Allah Teala, günü beş parçaya bölmüş. Her parça içerisinde
de mutlaka olması gereken bir namaz mükellefiyeti getirmiş. Bu mükellefiyet,
aslında öyle pek hafife alınacak, haşa önemsenmeyecek seviyede değil, çok ciddi
bir sorumluluk olarak kayda geçmiştir. Buna rağmen, inancı tam olan bazı Müslüman
kişiler dahi namazına olması gerektiği kadar itina sergilemiş değiller, ne
yazık ki!
Namazı terk etmenin ne büyük bir musibet olduğunun farkında
değiliz, belki de…
Bunun nedeni üzerinde biraz tefekkür etmeye çalıştım.
Müsebbip olarak kendimizi gördüm.
Sanırım, biz işi zorlaştırmışız. Bu zorluk nedeniyle,
gözümüzde büyütmüşüz veya dünyevi meşgaleler ile yoğunlaşmış zamanlarımız
arasına sığdıramamışız…
Sahabeleri düşündüm.
Müşrik iken, iman nasip oluyor…
Allah Teala’dan hangi emir gelirse gelsin, hemen itaat
ediyorlar. Resulullah efendimiz namaz diyor; baş üstüne deyip, namaza
duruyorlar. Nasıl duruyorlar? Resulullah efendimize Cibril nasıl göstermiş ise
öyle duruyorlar. Çünkü Resulullah efendimiz de “benden nasıl görüyorsanız, öyle
kılın” demiş…
Burada, muradı ilahiyi anlamamız gerekiyor. Zannımca; Allah
Teala, bu beş zaman dilimi içerisinde kullarının işlerini güçlerini bir an
bırakıp, kıyamda durmalarını, rükûa gitmelerini ve secdeye kapanmalarını irade
etmiş. Hikmetini alimlerden, ariflerden sormak lazım. Aslında, çok zaman alıcı
bir şey de değil; ellerini, yüzünü, kollarını, ayaklarını yıkayarak, başına bir
de mest ediverip, 2 ile dört rekât arasında yapılacak hareketler… 5 dakikamızı
almaz!
Dünyevi işlerimizin yoğun temposu içerisinde, 5 dakikalık nefes
molası…
Ama, Allah Teala mutlaka, bu 5 dakikalık molayı vermemizi
murat eylemiş.
Ne acıdır ki; yakın plandaki dünya lezzetleri, biraz daha
uzak planda kalan ahiret lezzetlerine galebe çalıyor ve biz, bu 5 dakikalık
molayı ihmal ediyoruz.
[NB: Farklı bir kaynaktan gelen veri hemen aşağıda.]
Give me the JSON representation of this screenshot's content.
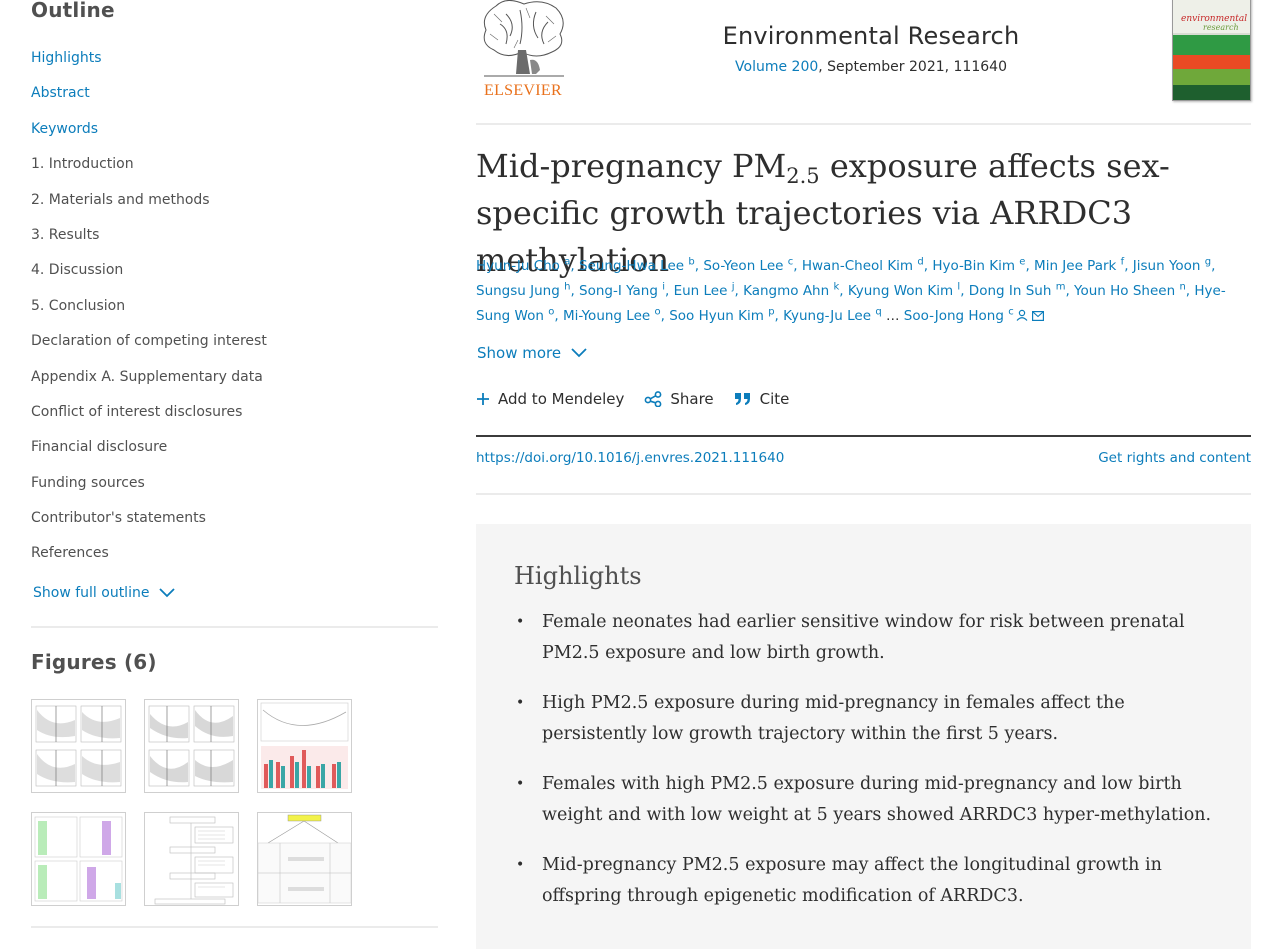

Bazen bilerek, bazen bilmeyerek veya farkında olarak
veya farkında olmayarak.
Gaflet nedeniyle terk etmek şu an benim üzerinde durmak
istediğim mevzunun dışında kalıyor; ben diyorum ki, namaz konusunda acaba bizim
mübalağalarımız yüzünden, bazı kimselerde terk etmek gibi vahim neticelere mi
sebep oluyoruz?
Çok yoğun ve telaş içerisinde olan imanlı kardeşlerimize;
kardeşim “hiç olmazsa; kollarını, yüzünü, ayaklarını yıkayıver de 4 rekâtlı
kıyam, rükün ile secdeye gidiver” desek, en azından farzı yapmasını temin
etsek, ne kaybederiz, acaba. Evet, sünnetler gibi çok önemli ibadetlerden
mahrum kalırız, ama hiç olmazsa, Allah Teâlâ’nın üzerimize borç kıldığı
farzları yerine getirtmiş oluruz. Hiç kılmamasından ise 5 dakikasını ayırtıp
Allah’ın emrine ittiba sağlatsak olmaz mı?
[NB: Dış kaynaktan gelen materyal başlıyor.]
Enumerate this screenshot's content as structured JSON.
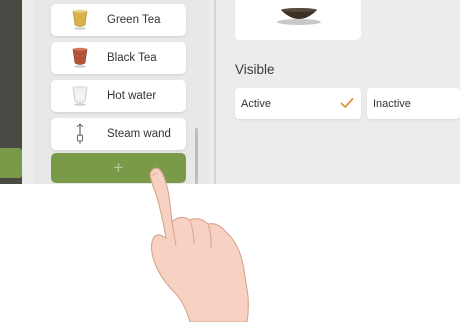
{
  "sidebar": {
    "items": [
      {
        "label": "Green Tea",
        "icon": "green-tea-cup-icon"
      },
      {
        "label": "Black Tea",
        "icon": "black-tea-cup-icon"
      },
      {
        "label": "Hot water",
        "icon": "hot-water-cup-icon"
      },
      {
        "label": "Steam wand",
        "icon": "steam-wand-icon"
      }
    ],
    "add_button": {
      "label": "+"
    }
  },
  "detail": {
    "visibility_title": "Visible",
    "options": [
      {
        "label": "Active",
        "selected": true
      },
      {
        "label": "Inactive",
        "selected": false
      }
    ]
  },
  "colors": {
    "accent_green": "#7a9a4a",
    "check_orange": "#d9963a",
    "rail_dark": "#4a4943"
  }
}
Yoğun işleri arasında namaza fırsat bulamayan kardeşlerimi
gördükçe, içim burkuluyor. Kalbim sızlıyor. Hem onlar adına hem kendi adıma,
“Yahu kardeşim, tamam zor da 5 dakikalık, bir çay içimi de Rabbin için bir
secde yapamayacak mısın?” diye yalvarasım geliyor.
Yarın, ahirette hesap günü, ya Allah Teala, “ben, size 5 dakikalık
zaman ayırın demiştim, siz niye zorlaştırdınız, işi yarım saate çıkarttınız da
bu kadar insanın namazına engel oldunuz” derse, ne diyeceğiz. Bu sualin
tedirginliğini içimden atamıyorum.
Fazlasını yapmak isteyen yapsın. Fazlasında sınır yok,
istediği kadar abartsın. Sabahlara kadar secde de kalsın, ama imkânı olmayanlar
için hiç olmaz ise farzları kurtarmamız lazım.
Yanlış mı düşünüyorum?
Ben hoca değilim, ilahiyat tahsilim bulunmamaktadır; sadece bildiklerim
konusunda, çevremdeki dost ve arkadaşlarımda gördüğüm, sancısını çektiğim
hususlarda arayışlarımı sürdürüyorum, o kadar.
Allah yar ve yardımcımız olsun.
Gürcan Onat, 11.04.2023, 16.00, Fatih.